The law also provides for a right of minority shareholders to demand a “sell-out.” It seems possible, under the very vague wording of the amended clauses, for a sell-out to take place at the same time as a squeeze-out with the potential of conflicting appraisals and procedures. We wish the amended clauses would have been more specific, since so many holes are evident that litigation is bound to occur and the outcome of cases will be near impossible for legal counsel to predict.

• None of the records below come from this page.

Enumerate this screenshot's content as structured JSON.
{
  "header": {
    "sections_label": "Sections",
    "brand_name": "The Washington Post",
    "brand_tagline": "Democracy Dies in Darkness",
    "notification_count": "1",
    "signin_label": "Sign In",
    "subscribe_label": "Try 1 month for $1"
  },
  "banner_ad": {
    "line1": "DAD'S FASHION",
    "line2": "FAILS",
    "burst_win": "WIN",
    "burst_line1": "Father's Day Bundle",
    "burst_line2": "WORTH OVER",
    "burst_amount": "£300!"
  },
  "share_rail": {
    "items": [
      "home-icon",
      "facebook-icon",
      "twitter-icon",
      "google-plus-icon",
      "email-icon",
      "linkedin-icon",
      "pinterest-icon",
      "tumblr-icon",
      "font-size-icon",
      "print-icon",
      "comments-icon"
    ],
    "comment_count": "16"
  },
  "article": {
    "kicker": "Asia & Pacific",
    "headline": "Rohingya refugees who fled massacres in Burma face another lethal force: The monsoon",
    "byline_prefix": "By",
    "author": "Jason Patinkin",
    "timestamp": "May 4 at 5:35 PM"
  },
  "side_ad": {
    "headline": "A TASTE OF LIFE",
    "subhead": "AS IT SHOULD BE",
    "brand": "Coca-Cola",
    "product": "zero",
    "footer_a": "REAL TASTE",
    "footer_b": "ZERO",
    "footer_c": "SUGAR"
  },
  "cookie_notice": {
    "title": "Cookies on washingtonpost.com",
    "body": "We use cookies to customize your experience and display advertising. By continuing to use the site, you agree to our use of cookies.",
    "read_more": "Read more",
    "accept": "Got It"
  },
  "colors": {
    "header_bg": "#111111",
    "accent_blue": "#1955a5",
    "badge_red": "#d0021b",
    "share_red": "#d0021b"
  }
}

For a squeeze-out the majority shareholder must establish that:
- The squeeze-out is “necessary” to accomplish the company’s specific "business purpose." The wording is so vague that it renders the clause meaningless without guidance from a court. We expect litigation on the meaning of this clause based on any squeeze-out where a minority shareholder disagrees with the share valuation methods. Is cost an acceptable reason? Does the majority shareholder need to establish that the minority is unable to accept the management business judgments and thus litigation is costing the company time and resources?;
- The squeeze-out is approved by a shareholder’s meeting prior to the squeeze-out. The clause contains more details of the procedural requirements that shouldn't be difficult for a careful company secretary to meet. A careful majority shareholder should be able to satisfy the requirements with minimal litigation risk;
- The minority shareholders’ receives a appraisal from a certified appraiser. The appraisal will likely lead, if a settlement is not reached, to a court appointed appraiser and a lengthy appraisal process. We would love to have at least a guideline for an acceptable appraisal method;
- Prior to the shareholder meeting to vote on the squeeze-out, the appraisal must be sent to the shareholders with an explanation of the purpose of the squeeze-out by the majority shareholder. The clause is intended to provide the minority shareholder the opportunity to analyze the appraisal and majority's purpose prior to the shareholder meeting.
In Korea, whenever a provision in corporate law is amended – litigation shortly follows. It is advisable if you are part of a company management that shuns litigation to not be the first to utilize the new squeeze-out provision in the Korean Commercial Code and be aware that a dissatisfied minority has the option of a sell-out.
Additionally, risk may be avoided through the utilizing of a “cash-out” merger instead of a “squeeze-out.” I may deal with this in another blog post if anyone is interested.